CINEMA OLTRECONFINE/FESTIVAL DI CANNES 2022-SEMAINE DE LA CRITIQUE
"Tutti quelli che fanno un lavoro ingrato meritano rispetto....
Invece qui tutti se ne fregano!"
La regista del toccante e riuscito filmA girl at my door del 2014, la regista coreana July Jung torna a presentare un nuovo lungometraggio, che ha avuto l'onore di chiudere la Settimana internazionale della critica al Festival di Cannes del 2022.
Come per il film precedente, la figura della protagonista è sostenuta con la solita determinazione e sensibilità dalla star coreana Doona Bae, ancora una volta nei panni di una poliziotta coraggiosa e rigorosa nel ricercare la verità ed i colpevoli di un drammatico episodio di cronaca.
La vicenda, tratta da un fatto di cronaca realmente occorso, si incentra sul personaggio di Sohee, una volenterosa e dotata studentessa universitaria che, in attesa della specializzazione, cerca di guadagnarsi un minimo di indipendenza accettando un lavoro presso un call center.
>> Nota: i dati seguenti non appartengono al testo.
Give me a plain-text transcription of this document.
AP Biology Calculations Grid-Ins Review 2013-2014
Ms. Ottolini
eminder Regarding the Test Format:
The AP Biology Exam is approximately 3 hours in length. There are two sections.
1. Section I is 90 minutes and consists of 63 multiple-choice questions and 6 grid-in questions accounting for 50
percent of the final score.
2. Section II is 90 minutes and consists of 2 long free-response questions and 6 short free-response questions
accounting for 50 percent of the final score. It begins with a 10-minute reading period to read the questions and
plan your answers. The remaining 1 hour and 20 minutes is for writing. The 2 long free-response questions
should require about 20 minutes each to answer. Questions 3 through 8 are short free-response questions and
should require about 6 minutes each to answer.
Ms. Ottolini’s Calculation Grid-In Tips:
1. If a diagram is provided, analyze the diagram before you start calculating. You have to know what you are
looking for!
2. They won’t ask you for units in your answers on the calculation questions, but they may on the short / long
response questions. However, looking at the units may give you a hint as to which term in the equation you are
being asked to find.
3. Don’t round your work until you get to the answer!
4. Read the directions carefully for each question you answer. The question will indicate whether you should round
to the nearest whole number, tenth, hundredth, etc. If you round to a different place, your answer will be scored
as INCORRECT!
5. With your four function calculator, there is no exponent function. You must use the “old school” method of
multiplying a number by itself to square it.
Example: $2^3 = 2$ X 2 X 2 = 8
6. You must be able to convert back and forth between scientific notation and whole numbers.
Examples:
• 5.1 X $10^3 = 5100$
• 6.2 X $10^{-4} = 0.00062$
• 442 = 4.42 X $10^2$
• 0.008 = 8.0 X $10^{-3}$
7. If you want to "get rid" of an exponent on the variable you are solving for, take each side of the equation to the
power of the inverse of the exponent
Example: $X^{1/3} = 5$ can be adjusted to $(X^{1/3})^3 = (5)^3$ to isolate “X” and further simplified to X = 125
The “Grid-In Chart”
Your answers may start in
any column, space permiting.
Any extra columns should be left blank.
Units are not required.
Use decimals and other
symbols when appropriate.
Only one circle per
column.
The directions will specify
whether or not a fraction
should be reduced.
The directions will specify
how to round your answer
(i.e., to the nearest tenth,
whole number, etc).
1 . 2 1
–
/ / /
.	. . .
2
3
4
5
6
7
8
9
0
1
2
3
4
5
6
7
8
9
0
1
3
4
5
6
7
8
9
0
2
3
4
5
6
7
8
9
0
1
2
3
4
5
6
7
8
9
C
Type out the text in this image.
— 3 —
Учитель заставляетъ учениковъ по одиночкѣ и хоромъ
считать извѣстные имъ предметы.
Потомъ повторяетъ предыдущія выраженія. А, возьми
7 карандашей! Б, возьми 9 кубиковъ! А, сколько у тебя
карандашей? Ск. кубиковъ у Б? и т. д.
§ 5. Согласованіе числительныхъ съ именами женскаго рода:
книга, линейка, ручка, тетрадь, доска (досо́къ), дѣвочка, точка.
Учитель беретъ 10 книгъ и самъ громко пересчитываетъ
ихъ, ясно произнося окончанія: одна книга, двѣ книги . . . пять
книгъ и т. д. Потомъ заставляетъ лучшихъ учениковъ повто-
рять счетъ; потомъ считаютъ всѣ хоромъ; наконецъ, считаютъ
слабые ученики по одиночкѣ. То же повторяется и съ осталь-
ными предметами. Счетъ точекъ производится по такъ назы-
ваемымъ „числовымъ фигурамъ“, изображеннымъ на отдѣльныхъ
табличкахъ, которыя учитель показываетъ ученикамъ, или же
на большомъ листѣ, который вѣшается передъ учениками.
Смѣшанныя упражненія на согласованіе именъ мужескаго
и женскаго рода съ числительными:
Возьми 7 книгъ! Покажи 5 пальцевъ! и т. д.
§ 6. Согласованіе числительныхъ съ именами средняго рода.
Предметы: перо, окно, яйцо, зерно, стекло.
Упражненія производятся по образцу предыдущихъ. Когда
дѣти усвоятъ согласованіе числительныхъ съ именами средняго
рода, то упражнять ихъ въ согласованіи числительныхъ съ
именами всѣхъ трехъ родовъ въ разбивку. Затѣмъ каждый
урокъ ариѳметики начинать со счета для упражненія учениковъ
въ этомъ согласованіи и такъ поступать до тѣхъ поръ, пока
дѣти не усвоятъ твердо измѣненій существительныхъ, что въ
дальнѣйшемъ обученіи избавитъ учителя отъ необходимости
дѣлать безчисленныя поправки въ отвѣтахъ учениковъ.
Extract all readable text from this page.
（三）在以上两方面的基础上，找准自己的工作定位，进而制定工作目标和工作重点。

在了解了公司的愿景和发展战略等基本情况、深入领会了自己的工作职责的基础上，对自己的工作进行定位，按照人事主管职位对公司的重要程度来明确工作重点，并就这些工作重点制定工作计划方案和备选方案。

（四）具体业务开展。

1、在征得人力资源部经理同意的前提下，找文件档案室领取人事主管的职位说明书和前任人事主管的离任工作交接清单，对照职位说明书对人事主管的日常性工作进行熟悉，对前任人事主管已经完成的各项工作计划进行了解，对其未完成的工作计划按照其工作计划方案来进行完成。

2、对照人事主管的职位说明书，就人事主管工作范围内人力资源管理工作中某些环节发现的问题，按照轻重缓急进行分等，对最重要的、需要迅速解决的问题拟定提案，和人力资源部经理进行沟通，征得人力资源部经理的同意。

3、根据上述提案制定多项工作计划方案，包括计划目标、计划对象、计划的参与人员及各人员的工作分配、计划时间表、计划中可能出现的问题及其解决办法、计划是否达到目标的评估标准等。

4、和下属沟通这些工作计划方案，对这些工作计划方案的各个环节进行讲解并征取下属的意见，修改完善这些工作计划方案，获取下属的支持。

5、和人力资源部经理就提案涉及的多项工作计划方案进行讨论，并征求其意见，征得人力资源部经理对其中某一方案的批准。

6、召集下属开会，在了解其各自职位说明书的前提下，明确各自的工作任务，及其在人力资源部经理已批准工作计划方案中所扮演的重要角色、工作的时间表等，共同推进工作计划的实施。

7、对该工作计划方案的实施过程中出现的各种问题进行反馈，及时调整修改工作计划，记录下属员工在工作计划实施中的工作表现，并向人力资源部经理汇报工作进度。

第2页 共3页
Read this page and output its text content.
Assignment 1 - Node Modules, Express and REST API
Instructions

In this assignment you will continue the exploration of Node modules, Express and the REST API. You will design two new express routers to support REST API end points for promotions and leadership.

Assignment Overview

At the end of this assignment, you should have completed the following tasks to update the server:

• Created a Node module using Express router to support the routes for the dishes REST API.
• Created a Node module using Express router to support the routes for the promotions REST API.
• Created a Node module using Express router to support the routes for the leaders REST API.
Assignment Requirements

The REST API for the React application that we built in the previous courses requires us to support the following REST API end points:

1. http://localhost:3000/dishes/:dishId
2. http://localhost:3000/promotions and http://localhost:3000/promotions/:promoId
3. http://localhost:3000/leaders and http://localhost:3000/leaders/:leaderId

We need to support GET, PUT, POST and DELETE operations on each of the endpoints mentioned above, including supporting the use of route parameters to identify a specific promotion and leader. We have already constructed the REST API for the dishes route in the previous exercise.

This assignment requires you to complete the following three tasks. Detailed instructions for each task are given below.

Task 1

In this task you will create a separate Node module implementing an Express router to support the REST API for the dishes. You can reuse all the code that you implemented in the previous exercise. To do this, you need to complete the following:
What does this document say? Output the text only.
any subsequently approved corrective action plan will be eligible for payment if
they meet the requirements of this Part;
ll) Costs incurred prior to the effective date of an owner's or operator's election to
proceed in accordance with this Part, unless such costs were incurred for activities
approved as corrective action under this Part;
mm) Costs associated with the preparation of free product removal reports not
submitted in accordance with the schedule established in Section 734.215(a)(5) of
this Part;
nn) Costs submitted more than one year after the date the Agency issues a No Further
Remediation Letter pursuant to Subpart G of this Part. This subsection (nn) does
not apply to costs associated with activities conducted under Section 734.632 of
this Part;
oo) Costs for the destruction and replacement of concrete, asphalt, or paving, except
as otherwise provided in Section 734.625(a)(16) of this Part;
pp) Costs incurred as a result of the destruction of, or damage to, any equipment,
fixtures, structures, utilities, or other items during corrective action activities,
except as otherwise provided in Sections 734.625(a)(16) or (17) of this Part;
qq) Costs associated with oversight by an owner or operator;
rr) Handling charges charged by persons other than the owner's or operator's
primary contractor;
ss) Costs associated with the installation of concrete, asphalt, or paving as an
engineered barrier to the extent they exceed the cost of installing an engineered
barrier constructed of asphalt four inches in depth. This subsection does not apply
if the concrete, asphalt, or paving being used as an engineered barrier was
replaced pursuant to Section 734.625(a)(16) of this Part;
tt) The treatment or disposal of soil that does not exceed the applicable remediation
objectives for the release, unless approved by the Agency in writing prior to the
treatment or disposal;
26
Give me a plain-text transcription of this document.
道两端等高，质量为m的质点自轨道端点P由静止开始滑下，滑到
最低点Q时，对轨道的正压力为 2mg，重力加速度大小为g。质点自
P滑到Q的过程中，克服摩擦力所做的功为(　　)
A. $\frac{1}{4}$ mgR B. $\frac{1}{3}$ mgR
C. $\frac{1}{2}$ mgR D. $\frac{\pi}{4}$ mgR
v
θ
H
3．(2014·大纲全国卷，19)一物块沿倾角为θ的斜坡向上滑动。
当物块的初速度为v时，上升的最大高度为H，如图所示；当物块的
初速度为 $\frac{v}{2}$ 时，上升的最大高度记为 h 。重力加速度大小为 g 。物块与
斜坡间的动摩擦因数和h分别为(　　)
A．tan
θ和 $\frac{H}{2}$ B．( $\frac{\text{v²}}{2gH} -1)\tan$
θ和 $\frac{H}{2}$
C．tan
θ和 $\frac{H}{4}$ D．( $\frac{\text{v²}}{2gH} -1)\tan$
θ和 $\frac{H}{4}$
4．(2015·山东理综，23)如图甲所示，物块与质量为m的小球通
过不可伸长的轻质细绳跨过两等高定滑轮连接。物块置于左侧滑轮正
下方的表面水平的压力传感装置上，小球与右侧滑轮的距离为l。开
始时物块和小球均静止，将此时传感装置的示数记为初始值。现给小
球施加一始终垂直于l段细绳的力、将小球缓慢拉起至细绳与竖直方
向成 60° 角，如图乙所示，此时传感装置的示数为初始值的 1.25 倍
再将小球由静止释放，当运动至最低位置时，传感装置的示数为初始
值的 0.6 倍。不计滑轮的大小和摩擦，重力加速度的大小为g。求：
Lo stress lavorativo e le tecniche di competizione che caratterizzano le sue giornate lavorative, portano ad uno stato depressivo la ragazza, che verrà ritrovata morta.
A questo punto l'indagine, frettolosamente classificata come un suicidio, viene portata avanti da una scrupolosa detective, che farà di tutto per far emergere le vere responsabilità a carico di individui dirigenziali troppo presi a rovinare l'esistenza ai propri sottoposti, pur di riuscire a raggiungere obiettivi di vendita sempre più sfidanti e sproporzionati.
Il sottile e intenso film della July si propone di fare luce sul torbido mondo delle vendite per corrispondenza, e dei ritmi devastanti che affliggono chi non può fare a meno di accettare di convivere con uno stress ed una tensione costante che una direzione arrivista e disumana propone come obiettivo comportamentale, conferendo traguardi sempre in via di incremento ogni qualvolta il risultato si riveli a portata di mano.
La Jung racconta la drammatica vicenda relegando il momento più drammatico ad una narrazione fuori campo, quasi ad ostentare il pudore e una forma di rispetto, doverosa e comprensibile, nei confronti di una vittima di un sistema disumano che è troppo importante riuscire a debellare per evitare il ripetersi di tragedie similari.
Doona Bae, dal canto suo, riesce a dar vita ad un nuovo personaggio indimenticabile, non meno della dolente poliziotta, perennemente in nero vestita, coinvolta nel caso di violenza su una minore.
La bravissima attrice si adopera a tratteggiare i connotati di una donna dura ed inspessita dai casi drammatici affrontati in anni di carriera, ma coinvolta anche sul piano umano nella soluzione di una vicenda drammatica ma anche vergognosa di sfruttamento e sopraffazione.
Un atteggiamento, quello della tenace poliziotta, a metà strada tra la determinatezza della posizione che ricopre, e la dolcezza di una madre o sorella minore, impietosita da una parte nei confronti della vittima, e dall'altra determinata a far si che la sua indagine sfoci in una vera e propria condanna dell'azienda interessata al risarcimento per quella che deve essere considerata una vera e propria morte sul lavoro, piuttosto che un suicidio come tanti dovuto a motivazioni personali che esulano dall'attività in cui era impiegata la povera ragazza.
Un film toccante, intenso, riuscito quasi quanto il già citato e meraviglioso A girl at my door.